Lion has agreed to issue private Perth-based oiler scrip for the remaining 50% of the 6500sq.km study area in eastern Indonesia that it does not own.
Transform was created by a group of Perth explorationists, including John Akehurst (the former head of Woodside Petroleum), Dr Agu Kanstler (Woodside's former exploration director and more recently a member of Oil Search's board) and financier Andrew Burt.
Transform had held interests in PRL 28, PPL 430 and PPL 574 in PNG that it recently sold to Horizon Oil, and the deal with Lion effectively ends the company's direct exposure to exploration.

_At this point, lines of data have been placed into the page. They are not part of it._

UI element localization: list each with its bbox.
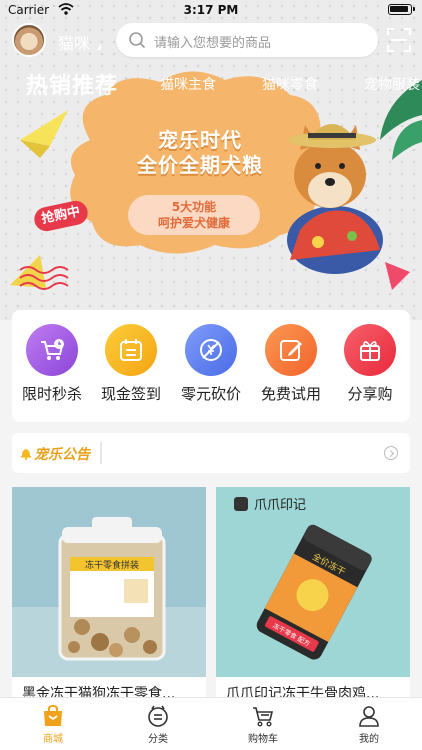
brand-logo: 爪爪印记: [254, 498, 306, 513]
product-name: 爪爪印记冻干牛骨肉鸡...: [226, 686, 380, 697]
tab-cat-snacks[interactable]: 猫咪零食: [262, 74, 318, 94]
tabbar-label: 我的: [359, 734, 379, 745]
search-bar[interactable]: 请输入您想要的商品: [116, 23, 378, 57]
cart-icon: [253, 707, 274, 727]
tabbar-label: 购物车: [248, 734, 278, 745]
notice-bar[interactable]: 宠乐公告: [12, 433, 410, 473]
menu-zero-bargain[interactable]: 零元砍价: [171, 324, 251, 404]
product-name: 黑金冻干猫狗冻干零食...: [22, 686, 176, 697]
bell-icon: [21, 449, 31, 460]
notice-title: 宠乐公告: [34, 447, 90, 463]
gift-icon: [344, 324, 396, 376]
avatar[interactable]: [12, 23, 46, 57]
promo-title: 宠乐时代 全价全期犬粮: [137, 128, 263, 177]
menu-cash-checkin[interactable]: 现金签到: [91, 324, 171, 404]
jar-label: 冻干零食拼装: [85, 559, 139, 571]
menu-flash-sale[interactable]: 限时秒杀: [12, 324, 92, 404]
battery-icon: [388, 4, 415, 15]
slash-tag-icon: [185, 324, 237, 376]
tabbar-mine[interactable]: 我的: [334, 704, 404, 745]
promo-status-tag: 抢购中: [32, 198, 90, 234]
promo-banner[interactable]: 宠乐时代 全价全期犬粮 5大功能 呵护爱犬健康 抢购中: [0, 95, 422, 315]
tabbar-label: 分类: [148, 734, 168, 745]
menu-label: 免费试用: [260, 385, 321, 403]
tabbar-label: 商城: [43, 734, 63, 745]
hero-banner-area: Carrier 3:17 PM 猫咪 请输入您想要的商品 热销推荐 猫咪主食 猫…: [0, 0, 422, 320]
promo-subtitle-pill: 5大功能 呵护爱犬健康: [128, 195, 260, 235]
status-bar: Carrier 3:17 PM: [0, 0, 422, 20]
product-image: 爪爪印记 全价冻干 冻干零食 配方: [216, 487, 410, 677]
caret-down-icon: [97, 44, 101, 50]
product-image: 冻干零食拼装: [12, 487, 206, 677]
notice-divider: [100, 442, 102, 464]
chevron-right-icon[interactable]: [384, 446, 398, 460]
menu-label: 现金签到: [100, 385, 161, 403]
quick-menu: 限时秒杀 现金签到 零元砍价 免费试用 分享购: [12, 310, 410, 422]
search-placeholder: 请输入您想要的商品: [154, 36, 272, 51]
tabbar-category[interactable]: 分类: [123, 704, 193, 745]
menu-label: 零元砍价: [180, 385, 241, 403]
tab-pet-clothes[interactable]: 宠物服装: [364, 74, 420, 94]
tabbar-shop[interactable]: 商城: [18, 704, 88, 745]
cart-clock-icon: [26, 324, 78, 376]
menu-share-buy[interactable]: 分享购: [330, 324, 410, 404]
scan-icon[interactable]: [387, 28, 411, 52]
tabbar-cart[interactable]: 购物车: [228, 704, 298, 745]
menu-label: 限时秒杀: [21, 385, 82, 403]
bottom-tab-bar: 商城 分类 购物车 我的: [0, 697, 422, 750]
menu-free-trial[interactable]: 免费试用: [251, 324, 331, 404]
tab-cat-food[interactable]: 猫咪主食: [160, 74, 216, 94]
shop-bag-icon: [44, 704, 62, 726]
category-face-icon: [148, 705, 168, 727]
person-icon: [359, 706, 379, 727]
product-card[interactable]: 爪爪印记 全价冻干 冻干零食 配方 爪爪印记冻干牛骨肉鸡...: [216, 487, 410, 697]
menu-label: 分享购: [347, 385, 393, 403]
clock: 3:17 PM: [183, 3, 239, 17]
search-icon: [129, 32, 146, 49]
username-selector[interactable]: 猫咪: [58, 30, 90, 54]
product-card[interactable]: 冻干零食拼装 黑金冻干猫狗冻干零食...: [12, 487, 206, 697]
calendar-icon: [105, 324, 157, 376]
edit-icon: [265, 324, 317, 376]
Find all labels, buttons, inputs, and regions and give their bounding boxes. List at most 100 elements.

The pair completed the joint study to give themselves preferential rights to match the highest bid when the area is gazetted by the Indonesian government.
The initial offer to Transform is for 4.8 million shares, but that could rise to eight million shares if Lion raises additional capital within the next year at a price below 5cps.

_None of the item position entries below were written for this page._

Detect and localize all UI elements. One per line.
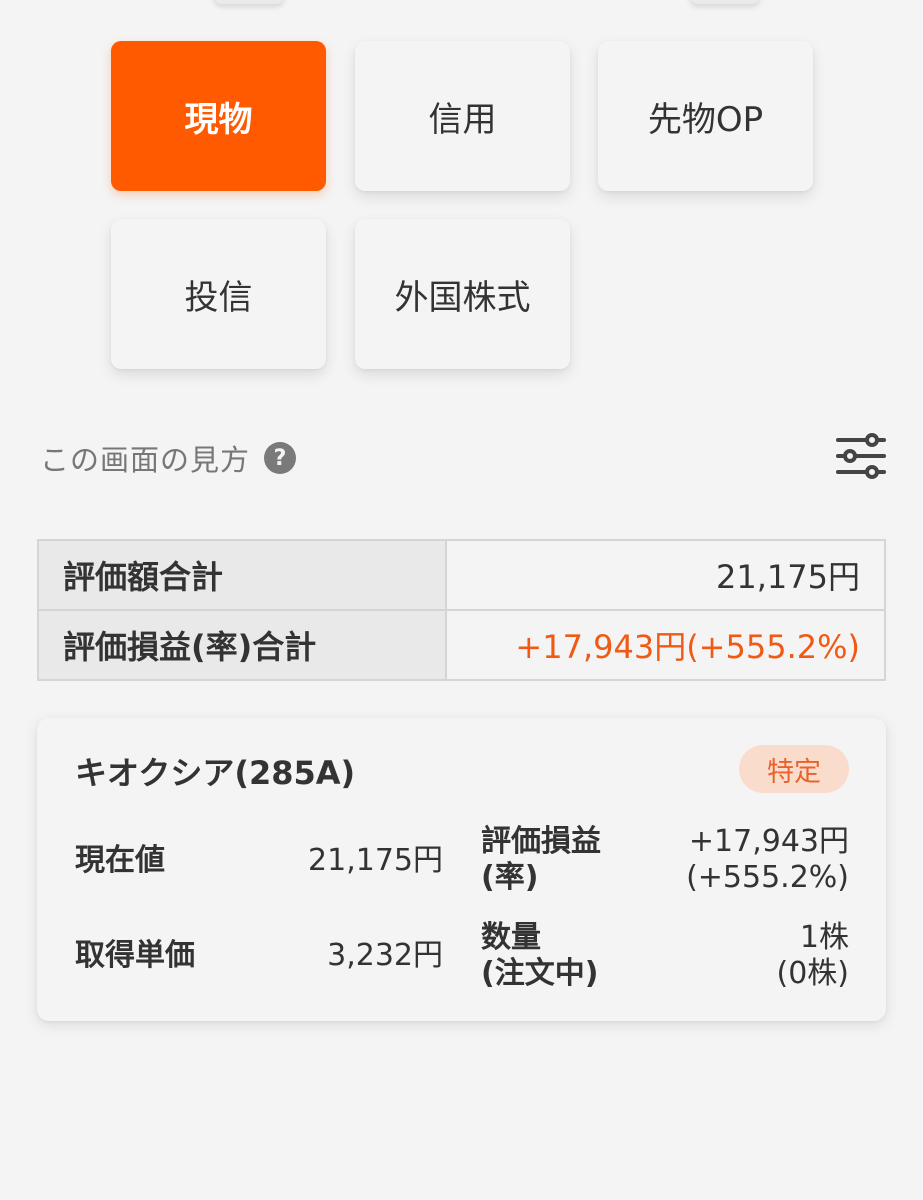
current-price-value: 21,175円 [308, 843, 443, 878]
pl-value-line1: +17,943円 [688, 824, 849, 859]
tab-toshin[interactable]: 投信 [111, 219, 326, 369]
pl-label: 評価損益 (率) [481, 824, 601, 896]
sliders-icon[interactable] [834, 432, 888, 480]
qty-value: 1株 (0株) [637, 920, 850, 992]
qty-value-line2: (0株) [776, 956, 850, 991]
top-remnant-left [214, 0, 284, 4]
help-text: この画面の見方 [40, 443, 251, 477]
qty-label-line2: (注文中) [481, 956, 599, 991]
qty-label: 数量 (注文中) [481, 920, 598, 992]
pl-total-label: 評価損益(率)合計 [37, 609, 447, 681]
tab-foreign-stocks[interactable]: 外国株式 [355, 219, 570, 369]
question-circle-icon: ? [264, 442, 297, 474]
tab-shinyo[interactable]: 信用 [355, 41, 570, 191]
tab-genbutsu[interactable]: 現物 [111, 41, 326, 191]
holding-card[interactable]: キオクシア(285A) 特定 現在値 21,175円 評価損益 (率) +17,… [37, 718, 886, 1021]
cost-label: 取得単価 [75, 938, 195, 973]
current-price-label: 現在値 [75, 843, 165, 878]
valuation-total-value: 21,175円 [445, 539, 886, 611]
top-remnant-right [690, 0, 760, 4]
valuation-total-label: 評価額合計 [37, 539, 447, 611]
pl-label-line2: (率) [481, 860, 539, 895]
pl-label-line1: 評価損益 [481, 824, 601, 859]
summary-table: 評価額合計 21,175円 評価損益(率)合計 +17,943円(+555.2%… [37, 539, 886, 681]
qty-value-line1: 1株 [799, 920, 849, 955]
page: 現物 信用 先物OP 投信 外国株式 この画面の見方 ? 評価額合計 21,17… [0, 0, 923, 1200]
pl-total-value: +17,943円(+555.2%) [445, 609, 886, 681]
qty-label-line1: 数量 [481, 920, 541, 955]
help-link[interactable]: この画面の見方 ? [40, 436, 297, 480]
summary-row-valuation: 評価額合計 21,175円 [37, 539, 886, 611]
cost-value: 3,232円 [327, 938, 443, 973]
pl-value-line2: (+555.2%) [686, 860, 849, 895]
account-type-badge: 特定 [739, 745, 849, 793]
pl-value: +17,943円 (+555.2%) [637, 824, 849, 896]
summary-row-pl: 評価損益(率)合計 +17,943円(+555.2%) [37, 609, 886, 681]
tab-futures-op[interactable]: 先物OP [598, 41, 813, 191]
stock-name: キオクシア(285A) [75, 754, 356, 792]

Lion CEO Kim Morrison said the area covered by the area had significant oil and gas potential in proven play types.
"The deal is part of our growth strategy in becoming a significant participant in Indonesia's oil and gas sector," he said.

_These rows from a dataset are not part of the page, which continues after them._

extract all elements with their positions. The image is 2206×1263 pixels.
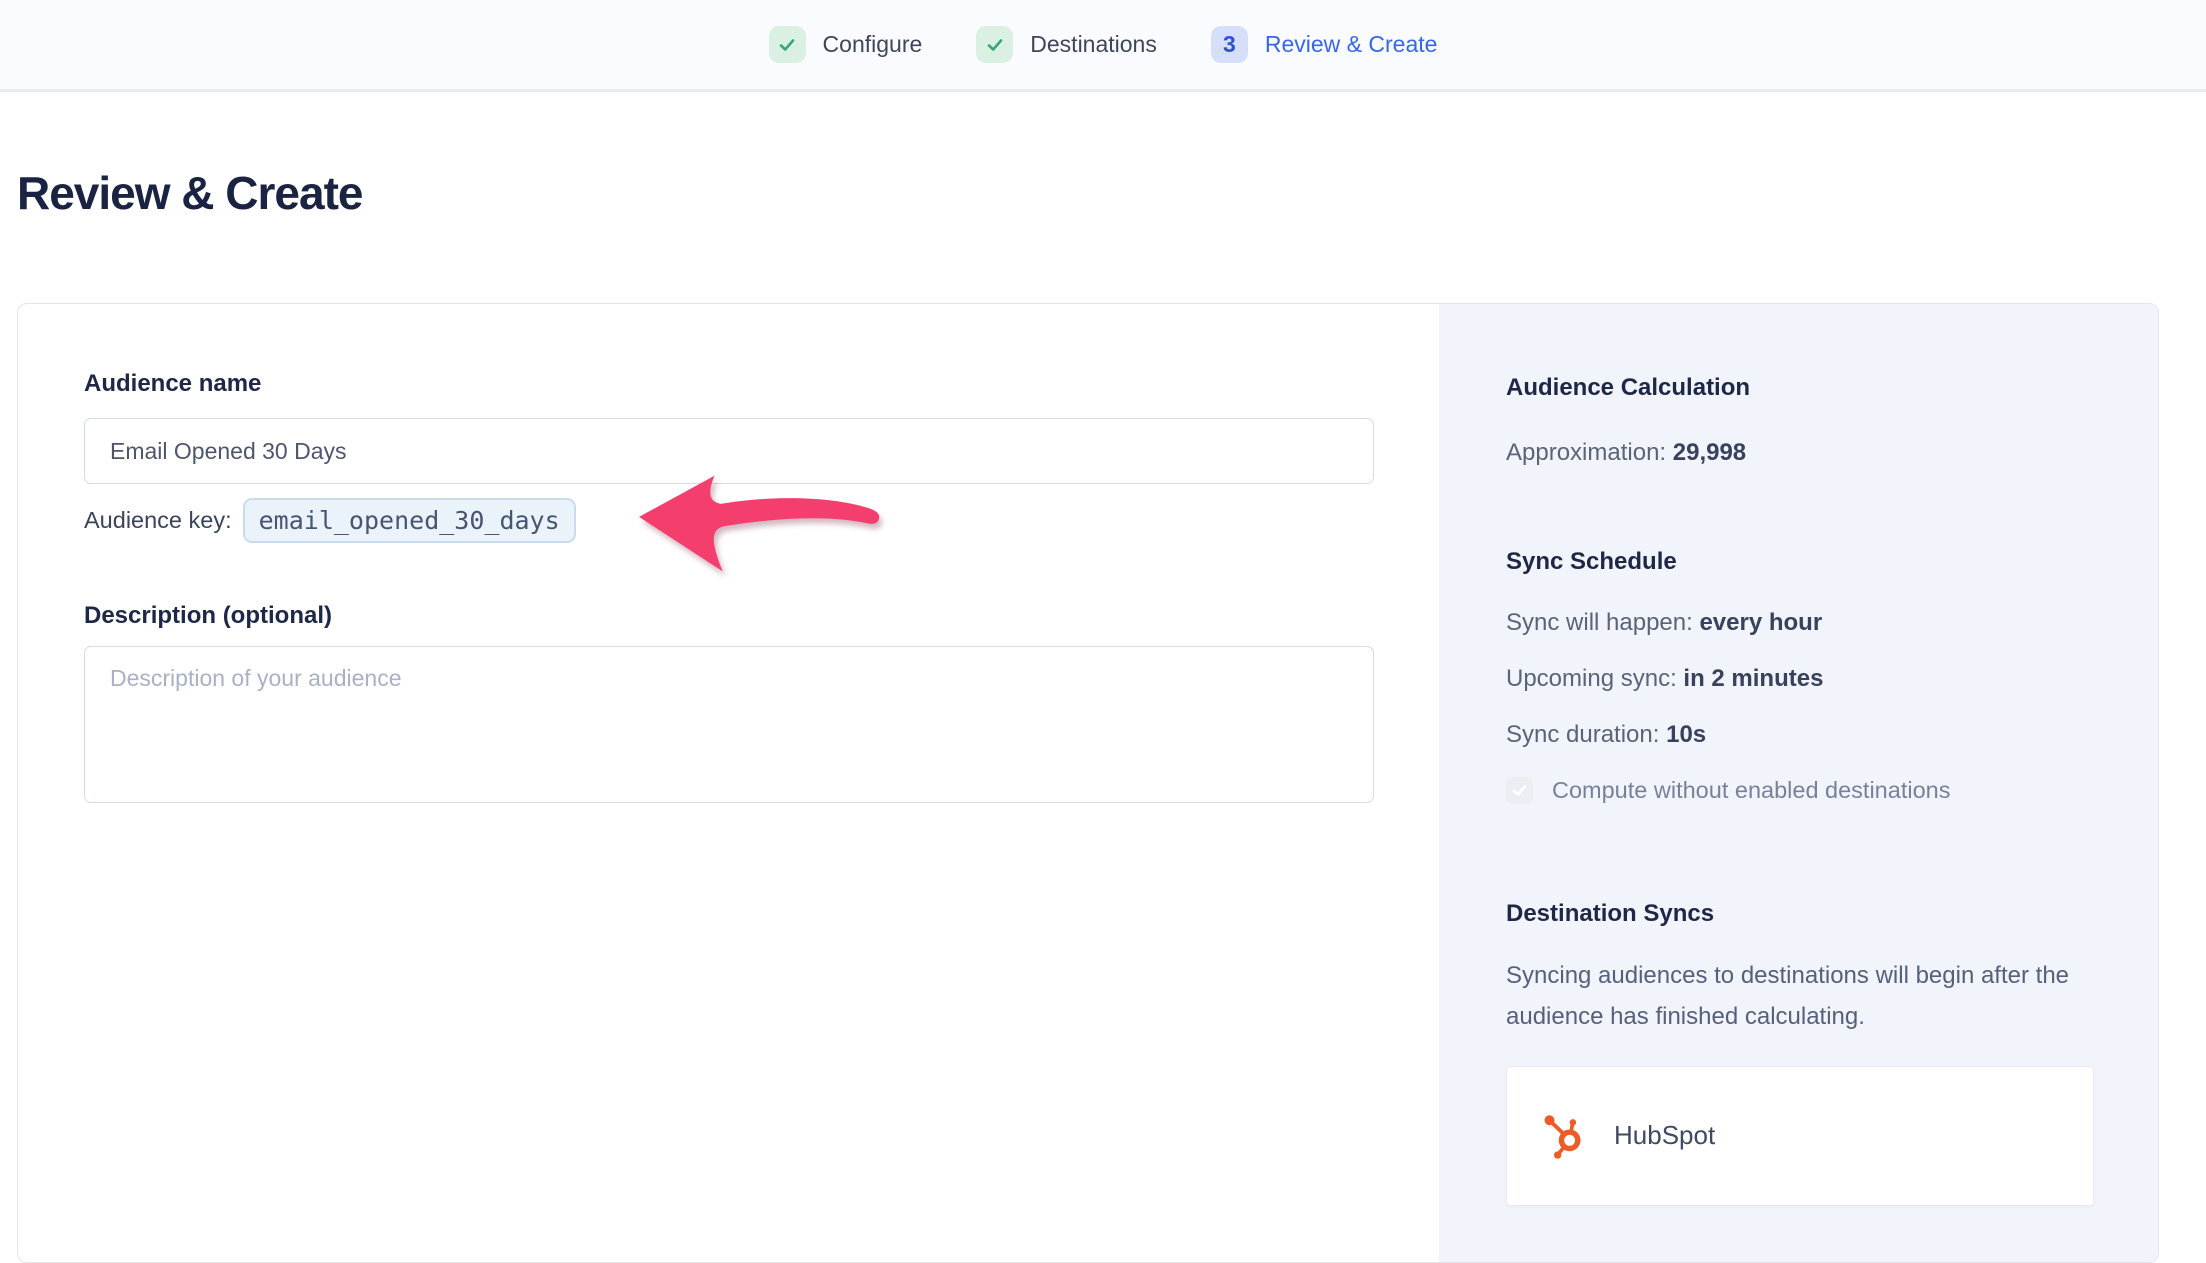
upcoming-sync-row: Upcoming sync: in 2 minutes (1506, 665, 2092, 693)
step-label: Configure (823, 31, 923, 58)
audience-calculation-heading: Audience Calculation (1506, 374, 2092, 402)
sync-schedule-heading: Sync Schedule (1506, 548, 2092, 576)
audience-key-row: Audience key: email_opened_30_days (84, 494, 576, 546)
step-review-create[interactable]: 3 Review & Create (1211, 26, 1438, 63)
review-card: Audience name Audience key: email_opened… (17, 303, 2159, 1263)
approximation-value: 29,998 (1673, 439, 1746, 466)
audience-name-label: Audience name (84, 370, 261, 398)
checkbox-label: Compute without enabled destinations (1552, 777, 1950, 804)
destination-item-hubspot[interactable]: HubSpot (1506, 1066, 2094, 1206)
approximation-row: Approximation: 29,998 (1506, 439, 2092, 467)
step-complete-check-icon (769, 26, 806, 63)
hubspot-logo-icon (1537, 1111, 1587, 1161)
sync-frequency-row: Sync will happen: every hour (1506, 609, 2092, 637)
step-label: Review & Create (1265, 31, 1438, 58)
step-complete-check-icon (976, 26, 1013, 63)
audience-name-input[interactable] (84, 418, 1374, 484)
step-label: Destinations (1030, 31, 1157, 58)
description-textarea[interactable] (84, 646, 1374, 803)
step-destinations[interactable]: Destinations (976, 26, 1157, 63)
destination-name: HubSpot (1614, 1120, 1715, 1151)
wizard-stepper: Configure Destinations 3 Review & Create (0, 0, 2206, 92)
summary-sidebar: Audience Calculation Approximation: 29,9… (1439, 304, 2158, 1262)
approximation-label: Approximation: (1506, 439, 1673, 466)
step-number-badge: 3 (1211, 26, 1248, 63)
destination-syncs-note: Syncing audiences to destinations will b… (1506, 955, 2098, 1038)
audience-key-badge: email_opened_30_days (243, 498, 576, 543)
audience-key-label: Audience key: (84, 507, 232, 534)
description-label: Description (optional) (84, 602, 332, 630)
destination-syncs-heading: Destination Syncs (1506, 900, 2092, 928)
annotation-arrow-icon (634, 470, 888, 580)
compute-without-destinations-row: Compute without enabled destinations (1506, 777, 2092, 804)
checkbox-checked-icon[interactable] (1506, 777, 1533, 804)
step-configure[interactable]: Configure (769, 26, 923, 63)
page-title: Review & Create (17, 166, 363, 220)
sync-duration-row: Sync duration: 10s (1506, 721, 2092, 749)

Pertamina recently drilled Melucut-1 well, the first dedicated shale well in the nation.
Lion has invested in a range of joint studies across Indonesia looking for the areas it sees as being the most prospective for shale oil and gas in the nation.
They include one over the Bohorok PSC - jointly owned by NZOG, Canada's Bukit Energy and local firm Surya Buana Lestarijaya - which is immediately south of the just-drilled area where Pertamina has been assessing Indonesia's shale potential in the Sumbagut MNK PSC since 2013.
Based on geological data the potential of non-conventional oil and gas in Indonesia is estimated at 574Tcf.